In April 2018, the UK's TSB bank left up to 1.9m customers unable to access accounts, due to a botched system migration that was rushed, inadequately tested with poor internal communication.
TSB, previously part of the Lloyds Banking Group was bought in 2015 by Sabadell Bank and was due to migrate to Sabadell's in-house system, Proteo, in November 2017; that deadline was extended until April 2018. It was reported that at the time TSB were renting Lloyds legacy systems for £100m a year.
TSB said in a statement to Reuters: “We are working round the clock to put things right and to keep our customers informed about the latest position. This is our priority at the moment.
“There was extensive testing that was completed before migration. There will of course be an investigation into why the migration did not go as expected.”
However, the fallout of the crisis suggests otherwise according to software intelligence expert, Bill Curtis to put his IT forensic skills to the test.
This is the view of Bill Curtis, SVP and chief scientist at CAST, the software intelligence company:
We’re in the era of 9 digit defects. I’m not measuring that in bits and bites but in dollars, euros and pounds. We’re talking £100m disasters and this TSB one is pressing £200m. It’s quickly becoming a CEO disaster rather than a CIO only disaster. Increasingly, when these things happen, CIOs are fired as well as the CEOs.
Here are three areas where I think TSB failed to make due consideration:
1. Data migration
The fact that customers were getting access to other customers’ accounts suggests to me they screwed up the data migration. They didn’t properly test the data migration, of course that’s a huge challenge to do between two systems, ensuring both systems share the same commonalities.They didn’t have good data matching.
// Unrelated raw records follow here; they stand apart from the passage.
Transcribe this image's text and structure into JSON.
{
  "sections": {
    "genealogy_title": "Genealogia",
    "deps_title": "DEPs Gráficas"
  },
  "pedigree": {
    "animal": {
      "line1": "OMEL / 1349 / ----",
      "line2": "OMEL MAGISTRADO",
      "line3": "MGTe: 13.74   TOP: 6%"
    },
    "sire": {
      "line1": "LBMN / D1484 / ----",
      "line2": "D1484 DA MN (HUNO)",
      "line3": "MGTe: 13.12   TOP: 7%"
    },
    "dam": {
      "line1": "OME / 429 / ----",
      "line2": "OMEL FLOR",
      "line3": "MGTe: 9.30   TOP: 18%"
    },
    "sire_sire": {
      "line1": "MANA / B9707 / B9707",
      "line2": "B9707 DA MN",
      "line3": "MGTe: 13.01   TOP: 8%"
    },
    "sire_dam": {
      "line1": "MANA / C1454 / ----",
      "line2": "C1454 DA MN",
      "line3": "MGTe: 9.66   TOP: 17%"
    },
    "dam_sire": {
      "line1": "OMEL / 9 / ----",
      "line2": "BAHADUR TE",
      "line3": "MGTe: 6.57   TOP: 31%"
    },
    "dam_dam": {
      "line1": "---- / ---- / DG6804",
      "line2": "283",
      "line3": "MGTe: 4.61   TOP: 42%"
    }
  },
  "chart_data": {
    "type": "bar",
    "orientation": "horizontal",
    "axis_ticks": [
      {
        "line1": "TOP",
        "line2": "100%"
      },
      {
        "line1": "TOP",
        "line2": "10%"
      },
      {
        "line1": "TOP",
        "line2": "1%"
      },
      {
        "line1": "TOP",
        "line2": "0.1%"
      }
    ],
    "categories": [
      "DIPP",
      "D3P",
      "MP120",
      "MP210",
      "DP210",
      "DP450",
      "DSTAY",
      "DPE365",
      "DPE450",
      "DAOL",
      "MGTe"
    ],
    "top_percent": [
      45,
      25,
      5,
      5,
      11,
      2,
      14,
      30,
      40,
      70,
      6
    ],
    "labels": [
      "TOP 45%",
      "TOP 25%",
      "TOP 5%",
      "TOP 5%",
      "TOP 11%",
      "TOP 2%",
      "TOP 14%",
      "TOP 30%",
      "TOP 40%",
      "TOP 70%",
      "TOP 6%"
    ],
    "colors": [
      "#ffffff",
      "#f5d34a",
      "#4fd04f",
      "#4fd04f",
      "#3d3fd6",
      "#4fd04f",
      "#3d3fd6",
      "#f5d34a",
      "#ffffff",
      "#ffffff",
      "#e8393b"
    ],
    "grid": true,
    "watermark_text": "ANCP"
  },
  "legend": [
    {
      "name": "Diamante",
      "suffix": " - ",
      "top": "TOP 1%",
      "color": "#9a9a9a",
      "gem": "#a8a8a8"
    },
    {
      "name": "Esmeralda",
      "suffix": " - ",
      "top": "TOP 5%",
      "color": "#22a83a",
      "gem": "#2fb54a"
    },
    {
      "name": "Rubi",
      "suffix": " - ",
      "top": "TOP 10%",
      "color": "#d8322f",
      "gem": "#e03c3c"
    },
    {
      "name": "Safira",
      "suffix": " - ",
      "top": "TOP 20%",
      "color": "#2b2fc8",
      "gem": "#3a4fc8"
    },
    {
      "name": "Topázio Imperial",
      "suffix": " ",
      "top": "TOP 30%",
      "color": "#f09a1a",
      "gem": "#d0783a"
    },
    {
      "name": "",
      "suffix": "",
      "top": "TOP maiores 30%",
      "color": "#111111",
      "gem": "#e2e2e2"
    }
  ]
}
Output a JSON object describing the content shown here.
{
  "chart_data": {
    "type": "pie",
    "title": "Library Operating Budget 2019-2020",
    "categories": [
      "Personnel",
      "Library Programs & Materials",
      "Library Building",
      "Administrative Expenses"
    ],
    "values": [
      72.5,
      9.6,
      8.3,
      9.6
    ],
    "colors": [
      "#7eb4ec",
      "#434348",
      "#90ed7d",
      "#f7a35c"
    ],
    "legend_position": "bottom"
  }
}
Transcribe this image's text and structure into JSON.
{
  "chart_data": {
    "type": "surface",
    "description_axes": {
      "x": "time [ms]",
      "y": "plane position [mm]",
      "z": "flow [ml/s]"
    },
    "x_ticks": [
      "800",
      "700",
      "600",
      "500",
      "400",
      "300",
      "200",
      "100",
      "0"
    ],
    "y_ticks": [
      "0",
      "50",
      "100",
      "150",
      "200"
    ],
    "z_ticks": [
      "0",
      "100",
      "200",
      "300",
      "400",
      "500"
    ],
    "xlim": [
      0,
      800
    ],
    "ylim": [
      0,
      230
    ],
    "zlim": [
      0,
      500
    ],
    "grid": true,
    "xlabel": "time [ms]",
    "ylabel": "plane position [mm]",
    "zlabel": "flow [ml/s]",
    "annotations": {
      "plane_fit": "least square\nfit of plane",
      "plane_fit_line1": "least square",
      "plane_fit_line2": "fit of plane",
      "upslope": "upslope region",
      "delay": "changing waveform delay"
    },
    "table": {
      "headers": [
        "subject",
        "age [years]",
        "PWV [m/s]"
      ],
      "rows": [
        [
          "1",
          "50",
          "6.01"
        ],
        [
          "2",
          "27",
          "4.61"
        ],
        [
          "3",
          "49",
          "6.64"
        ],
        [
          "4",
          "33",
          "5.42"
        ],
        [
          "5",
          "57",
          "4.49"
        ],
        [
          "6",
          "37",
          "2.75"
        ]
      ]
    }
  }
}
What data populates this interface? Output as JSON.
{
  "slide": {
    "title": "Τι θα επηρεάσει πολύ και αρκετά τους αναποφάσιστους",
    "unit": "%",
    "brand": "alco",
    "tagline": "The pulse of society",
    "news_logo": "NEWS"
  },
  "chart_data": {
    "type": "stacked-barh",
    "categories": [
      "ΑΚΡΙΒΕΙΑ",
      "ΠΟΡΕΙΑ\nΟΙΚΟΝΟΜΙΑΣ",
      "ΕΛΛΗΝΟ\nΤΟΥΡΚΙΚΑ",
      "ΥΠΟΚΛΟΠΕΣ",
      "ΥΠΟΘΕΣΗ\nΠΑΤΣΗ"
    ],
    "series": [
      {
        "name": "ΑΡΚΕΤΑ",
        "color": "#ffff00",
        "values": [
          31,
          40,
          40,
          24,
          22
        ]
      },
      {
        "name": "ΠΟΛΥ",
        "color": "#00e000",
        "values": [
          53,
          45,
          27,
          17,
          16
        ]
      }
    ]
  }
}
2. Software structural integrity
We kept hearing about services not being available and capacity being inadequate. If this is the case, then there were structural issues as well, which would cause outages, proponent degradation, we saw evidence of fraud – unauthorised access exploited by hackers.
There are services out there that help you monitor and analyze software architecture, which help identify the coding flaws that allowed the system to crash. They might not have used one. Using one is a fairly standard part of any testing process. There’s also penetration testing, where they hack their own system to see if it holds up, as well as user acceptance test, which they might not have done adequately; that’s when they test the system with traffic to see how it holds up.
If, as the IT team at TSB claims, it didn’t have enough time to test adequately, there’s certainly evidence to back that up. Both in terms of the breadth and duration of testing.
This is where the actual migration time did not go to plan, and an overrun development time as well as when you have non-IT executives promising delivery dates without a plan to deliver on those dates, that’s bad. If IT find a problem during development then they have to go back, analyse the process and pinpoint the issue and that requires revising the plan. That’s a classic form of disaster because it can’t be legitimately met by testing.
These upgrades are very complex as you have to migrate data and system functionality – and it sounds like they might not have had time to test their completely new system at Sabadell, Proteo4UK new system.
Those are all the major problems. This isn’t just in banking either, but a common problem.
The way to do this which they didn’t follow, is to stagger migration. Migrate 10% of your customer and see if it works.
The senior executives, especially the CEO and operational executives, probably don’t have IT backgrounds. These folks need some level of intelligence into what the level of risk is and proper intelligence on the coding integrity and data migration. This gives them some level of confidence in the system and process.
I suspect they didn’t have that software intelligence at all and they jumped straight into the disaster. As a result they don’t know what to do next. They can say whatever they want to the press but they simply don’t have the data intelligence available in a summarised way to inform their business continuity decision.
Bobsguide reached out to TSB who declined to comment.